Leadership emerges as the determining factor in commercial maturity and resilience. While budget constraints are acknowledged, the report finds that performance disparities align more closely with structural clarity and leadership quality than with financial capacity across sectors. For example, manufacturing achieves higher management ratios and adaptability scores than highly regulated sectors such as aerospace, defence, and public administration, where legacy hierarchies inhibit rapid response. Approximately 30% of executives cited weak leadership as the primary barrier to improvement, alongside unclear roles and structural confusion.
This structural challenge is underscored by complementary research. A 2024 WorldCC and Deloitte report revealed that only 39% of legal professionals believe contracts meet their intended objectives, with 76% citing inefficiencies in contracting processes. Similarly, a study detailed by Mitrade found companies lose up to 15% of their annual business value due to inefficient contract management, including losses amounting to 8.6% in revenue and cost efficiency. These findings highlight the pressing need to shift contracting from a compliance risk document to a strategic financial asset. Research from the CCM Institute also indicates that organisations leveraging contracts as sources of financial intelligence outperform peers by as much as 5.4% of contract value.
The Benchmark Report calls for a fundamental redefinition of governance in commercial and contract management. Organisations are urged to assign explicit ownership for contracting outcomes, align leadership accountability with overall business objectives, and build stronger talent pipelines in commercial and legal disciplines. The report advocates for integrated governance models that foster collaboration between buy-side and sell-side teams, enabling better visibility, reducing friction, and improving agility across contract lifecycles.
Ajay Agrawal, CEO of Sirion, told Grit Daily that intelligence embedded within contracting systems—where data, context, and intent converge to guide decisions—represents the future of the discipline: “We see that evolution taking shape every day.” This sentiment is echoed in broader initiatives within the profession, such as the upcoming CCM Institute Academic Symposium 2025, which aims to bridge academia and industry through collaboration on adaptive and sustainable commercial resilience strategies.

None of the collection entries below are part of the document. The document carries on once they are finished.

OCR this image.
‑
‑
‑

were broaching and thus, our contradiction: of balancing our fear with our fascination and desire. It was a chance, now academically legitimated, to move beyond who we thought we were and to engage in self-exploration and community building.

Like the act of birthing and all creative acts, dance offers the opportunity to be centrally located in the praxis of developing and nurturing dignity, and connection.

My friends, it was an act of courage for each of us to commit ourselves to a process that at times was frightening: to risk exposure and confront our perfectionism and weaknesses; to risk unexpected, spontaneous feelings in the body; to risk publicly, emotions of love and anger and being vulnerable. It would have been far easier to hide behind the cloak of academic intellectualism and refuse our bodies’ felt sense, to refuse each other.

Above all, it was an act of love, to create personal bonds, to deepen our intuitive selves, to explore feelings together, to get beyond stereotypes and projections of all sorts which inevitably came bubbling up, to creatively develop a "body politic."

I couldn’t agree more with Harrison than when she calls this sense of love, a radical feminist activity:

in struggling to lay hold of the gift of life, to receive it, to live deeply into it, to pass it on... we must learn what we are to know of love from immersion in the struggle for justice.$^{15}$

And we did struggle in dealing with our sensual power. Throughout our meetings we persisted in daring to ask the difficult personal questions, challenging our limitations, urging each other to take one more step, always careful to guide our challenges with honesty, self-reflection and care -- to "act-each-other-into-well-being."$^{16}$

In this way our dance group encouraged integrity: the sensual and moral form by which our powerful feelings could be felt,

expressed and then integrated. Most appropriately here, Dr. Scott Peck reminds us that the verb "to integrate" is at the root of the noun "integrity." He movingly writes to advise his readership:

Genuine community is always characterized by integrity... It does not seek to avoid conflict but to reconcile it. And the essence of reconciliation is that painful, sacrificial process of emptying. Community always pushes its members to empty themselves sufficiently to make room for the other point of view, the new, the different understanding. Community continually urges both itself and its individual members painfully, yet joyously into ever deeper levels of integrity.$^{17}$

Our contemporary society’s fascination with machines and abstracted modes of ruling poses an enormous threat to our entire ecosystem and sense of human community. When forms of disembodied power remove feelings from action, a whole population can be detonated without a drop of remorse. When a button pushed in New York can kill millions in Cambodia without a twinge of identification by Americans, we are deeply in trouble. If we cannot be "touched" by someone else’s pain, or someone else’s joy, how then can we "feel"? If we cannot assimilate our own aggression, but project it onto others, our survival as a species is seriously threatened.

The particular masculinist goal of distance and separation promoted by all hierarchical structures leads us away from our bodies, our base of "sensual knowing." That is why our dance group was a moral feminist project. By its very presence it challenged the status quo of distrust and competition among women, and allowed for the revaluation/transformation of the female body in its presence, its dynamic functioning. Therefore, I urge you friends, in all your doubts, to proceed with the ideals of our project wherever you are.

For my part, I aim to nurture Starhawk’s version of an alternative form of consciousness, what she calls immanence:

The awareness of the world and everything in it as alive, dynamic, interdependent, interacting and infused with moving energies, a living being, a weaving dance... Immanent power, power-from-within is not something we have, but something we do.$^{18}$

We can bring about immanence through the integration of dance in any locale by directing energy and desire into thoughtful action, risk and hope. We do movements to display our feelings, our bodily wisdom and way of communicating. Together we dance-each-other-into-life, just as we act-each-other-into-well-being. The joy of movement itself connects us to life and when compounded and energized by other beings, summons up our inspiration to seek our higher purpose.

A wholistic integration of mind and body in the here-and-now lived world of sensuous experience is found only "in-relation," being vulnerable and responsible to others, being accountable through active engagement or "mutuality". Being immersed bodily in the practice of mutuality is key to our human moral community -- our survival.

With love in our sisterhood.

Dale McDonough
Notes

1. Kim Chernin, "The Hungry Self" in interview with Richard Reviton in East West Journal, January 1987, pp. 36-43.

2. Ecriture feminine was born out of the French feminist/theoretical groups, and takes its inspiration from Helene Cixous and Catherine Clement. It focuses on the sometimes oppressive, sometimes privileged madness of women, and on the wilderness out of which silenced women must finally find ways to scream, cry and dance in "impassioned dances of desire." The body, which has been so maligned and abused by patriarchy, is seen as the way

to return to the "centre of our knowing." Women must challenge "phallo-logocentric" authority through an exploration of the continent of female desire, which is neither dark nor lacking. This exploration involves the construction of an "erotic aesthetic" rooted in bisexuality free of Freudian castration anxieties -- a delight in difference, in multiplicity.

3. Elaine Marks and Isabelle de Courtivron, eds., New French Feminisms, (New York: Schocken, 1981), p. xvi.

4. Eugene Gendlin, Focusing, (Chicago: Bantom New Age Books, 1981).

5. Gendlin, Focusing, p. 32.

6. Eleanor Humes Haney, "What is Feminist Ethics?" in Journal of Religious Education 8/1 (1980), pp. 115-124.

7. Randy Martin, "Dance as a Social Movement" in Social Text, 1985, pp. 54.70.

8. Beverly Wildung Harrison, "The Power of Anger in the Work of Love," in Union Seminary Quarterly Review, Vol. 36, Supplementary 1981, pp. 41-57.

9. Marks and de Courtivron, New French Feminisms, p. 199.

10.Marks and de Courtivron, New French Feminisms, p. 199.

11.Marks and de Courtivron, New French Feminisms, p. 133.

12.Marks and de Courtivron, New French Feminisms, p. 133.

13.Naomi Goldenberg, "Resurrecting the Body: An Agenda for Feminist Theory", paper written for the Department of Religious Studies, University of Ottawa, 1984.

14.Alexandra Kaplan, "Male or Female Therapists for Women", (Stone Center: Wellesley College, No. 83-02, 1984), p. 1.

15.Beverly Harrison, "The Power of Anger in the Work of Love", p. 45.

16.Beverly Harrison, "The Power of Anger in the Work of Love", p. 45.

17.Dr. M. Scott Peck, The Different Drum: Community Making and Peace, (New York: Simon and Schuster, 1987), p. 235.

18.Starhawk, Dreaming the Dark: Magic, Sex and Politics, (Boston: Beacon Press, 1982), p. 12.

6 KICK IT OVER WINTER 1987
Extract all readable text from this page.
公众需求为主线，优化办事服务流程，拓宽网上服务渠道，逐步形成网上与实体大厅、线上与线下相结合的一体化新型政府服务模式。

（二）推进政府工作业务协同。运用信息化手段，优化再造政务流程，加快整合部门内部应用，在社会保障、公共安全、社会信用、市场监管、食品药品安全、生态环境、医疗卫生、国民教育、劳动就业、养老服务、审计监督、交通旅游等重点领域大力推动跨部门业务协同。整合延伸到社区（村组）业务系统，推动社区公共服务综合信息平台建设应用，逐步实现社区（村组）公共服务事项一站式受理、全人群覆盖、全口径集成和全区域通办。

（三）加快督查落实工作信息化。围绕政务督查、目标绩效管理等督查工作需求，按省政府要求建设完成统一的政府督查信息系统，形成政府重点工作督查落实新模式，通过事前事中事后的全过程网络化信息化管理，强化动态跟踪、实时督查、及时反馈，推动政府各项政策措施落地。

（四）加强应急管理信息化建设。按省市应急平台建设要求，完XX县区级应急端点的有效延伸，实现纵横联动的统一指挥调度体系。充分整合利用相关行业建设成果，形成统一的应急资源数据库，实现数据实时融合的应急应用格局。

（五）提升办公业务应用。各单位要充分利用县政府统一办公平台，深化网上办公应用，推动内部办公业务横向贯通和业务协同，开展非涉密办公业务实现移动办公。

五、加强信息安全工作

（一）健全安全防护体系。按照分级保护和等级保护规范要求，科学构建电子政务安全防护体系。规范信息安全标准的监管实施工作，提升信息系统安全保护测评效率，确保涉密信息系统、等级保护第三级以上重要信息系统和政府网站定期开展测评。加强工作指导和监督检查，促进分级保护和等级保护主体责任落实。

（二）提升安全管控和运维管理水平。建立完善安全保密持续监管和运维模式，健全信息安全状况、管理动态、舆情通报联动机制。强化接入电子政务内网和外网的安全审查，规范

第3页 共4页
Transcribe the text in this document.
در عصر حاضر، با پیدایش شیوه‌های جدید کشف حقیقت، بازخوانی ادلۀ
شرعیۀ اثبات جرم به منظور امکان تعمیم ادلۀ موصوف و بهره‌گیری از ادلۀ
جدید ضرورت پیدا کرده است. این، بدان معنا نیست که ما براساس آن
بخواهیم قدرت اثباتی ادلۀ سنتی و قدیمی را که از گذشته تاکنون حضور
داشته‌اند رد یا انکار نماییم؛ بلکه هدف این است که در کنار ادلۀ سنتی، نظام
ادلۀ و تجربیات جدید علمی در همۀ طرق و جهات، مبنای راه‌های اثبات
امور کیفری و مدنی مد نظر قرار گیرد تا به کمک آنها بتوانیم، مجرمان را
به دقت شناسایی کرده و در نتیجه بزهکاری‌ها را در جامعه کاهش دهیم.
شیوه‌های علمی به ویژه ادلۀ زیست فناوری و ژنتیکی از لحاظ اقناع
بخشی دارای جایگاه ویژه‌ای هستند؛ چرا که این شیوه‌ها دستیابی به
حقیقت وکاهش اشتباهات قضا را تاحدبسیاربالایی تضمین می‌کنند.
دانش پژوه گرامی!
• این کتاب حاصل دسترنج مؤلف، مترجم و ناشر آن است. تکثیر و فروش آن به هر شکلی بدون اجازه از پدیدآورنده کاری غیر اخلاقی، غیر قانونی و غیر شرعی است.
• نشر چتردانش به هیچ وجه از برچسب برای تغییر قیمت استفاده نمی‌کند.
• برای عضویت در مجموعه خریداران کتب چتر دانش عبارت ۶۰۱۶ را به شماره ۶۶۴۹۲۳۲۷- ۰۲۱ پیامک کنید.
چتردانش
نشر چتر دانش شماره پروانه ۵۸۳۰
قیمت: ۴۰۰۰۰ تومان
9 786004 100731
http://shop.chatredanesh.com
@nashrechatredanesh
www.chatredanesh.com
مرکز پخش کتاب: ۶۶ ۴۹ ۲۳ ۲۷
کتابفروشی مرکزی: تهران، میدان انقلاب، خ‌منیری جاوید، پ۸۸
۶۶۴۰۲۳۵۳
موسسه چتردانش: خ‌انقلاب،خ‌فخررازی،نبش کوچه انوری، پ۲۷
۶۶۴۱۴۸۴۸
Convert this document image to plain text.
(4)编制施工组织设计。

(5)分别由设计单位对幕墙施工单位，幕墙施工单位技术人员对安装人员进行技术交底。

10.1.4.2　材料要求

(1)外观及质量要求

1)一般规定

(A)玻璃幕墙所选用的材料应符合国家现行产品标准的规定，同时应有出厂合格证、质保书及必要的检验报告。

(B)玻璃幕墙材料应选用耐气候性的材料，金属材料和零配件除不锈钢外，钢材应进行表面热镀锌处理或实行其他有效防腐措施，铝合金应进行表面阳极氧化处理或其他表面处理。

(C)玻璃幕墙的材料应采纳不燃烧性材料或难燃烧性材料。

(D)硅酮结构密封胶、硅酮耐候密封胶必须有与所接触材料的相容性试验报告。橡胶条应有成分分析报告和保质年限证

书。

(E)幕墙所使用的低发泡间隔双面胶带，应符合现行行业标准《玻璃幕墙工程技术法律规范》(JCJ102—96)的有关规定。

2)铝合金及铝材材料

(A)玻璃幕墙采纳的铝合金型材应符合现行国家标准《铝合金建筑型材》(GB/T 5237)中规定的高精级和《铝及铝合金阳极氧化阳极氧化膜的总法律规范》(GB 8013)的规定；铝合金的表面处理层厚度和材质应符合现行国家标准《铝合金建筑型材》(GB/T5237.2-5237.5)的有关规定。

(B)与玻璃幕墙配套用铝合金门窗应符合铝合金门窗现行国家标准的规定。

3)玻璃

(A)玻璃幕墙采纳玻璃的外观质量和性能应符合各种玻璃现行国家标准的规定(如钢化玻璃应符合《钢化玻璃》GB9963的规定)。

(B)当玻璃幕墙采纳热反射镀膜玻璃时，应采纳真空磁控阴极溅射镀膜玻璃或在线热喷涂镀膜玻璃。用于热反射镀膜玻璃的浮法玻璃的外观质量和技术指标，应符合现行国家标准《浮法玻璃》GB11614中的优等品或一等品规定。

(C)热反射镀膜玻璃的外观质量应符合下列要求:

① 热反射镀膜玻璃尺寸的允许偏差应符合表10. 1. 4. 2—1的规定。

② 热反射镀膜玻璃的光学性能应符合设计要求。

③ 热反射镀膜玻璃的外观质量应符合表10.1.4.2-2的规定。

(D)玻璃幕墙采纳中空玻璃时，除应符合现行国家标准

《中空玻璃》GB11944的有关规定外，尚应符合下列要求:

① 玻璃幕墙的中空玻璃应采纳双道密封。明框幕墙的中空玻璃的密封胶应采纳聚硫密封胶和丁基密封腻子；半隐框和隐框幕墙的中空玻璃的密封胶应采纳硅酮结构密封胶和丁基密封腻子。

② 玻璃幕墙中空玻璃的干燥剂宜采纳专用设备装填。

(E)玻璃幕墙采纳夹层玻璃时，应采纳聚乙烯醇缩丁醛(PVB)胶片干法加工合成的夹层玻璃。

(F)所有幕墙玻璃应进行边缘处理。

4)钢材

The imperative is clear: organisations that continue to treat contracting as an administrative necessity will falter in the face of ongoing volatility. The race for resilience, according to the CCM Institute, hinges not merely on technological investment but on leadership clarity, accountability, and the strategic elevation of contract and commercial management. As market volatility persists, those who embrace these principles will be best positioned to thrive in an era defined by uncertainty and complexity.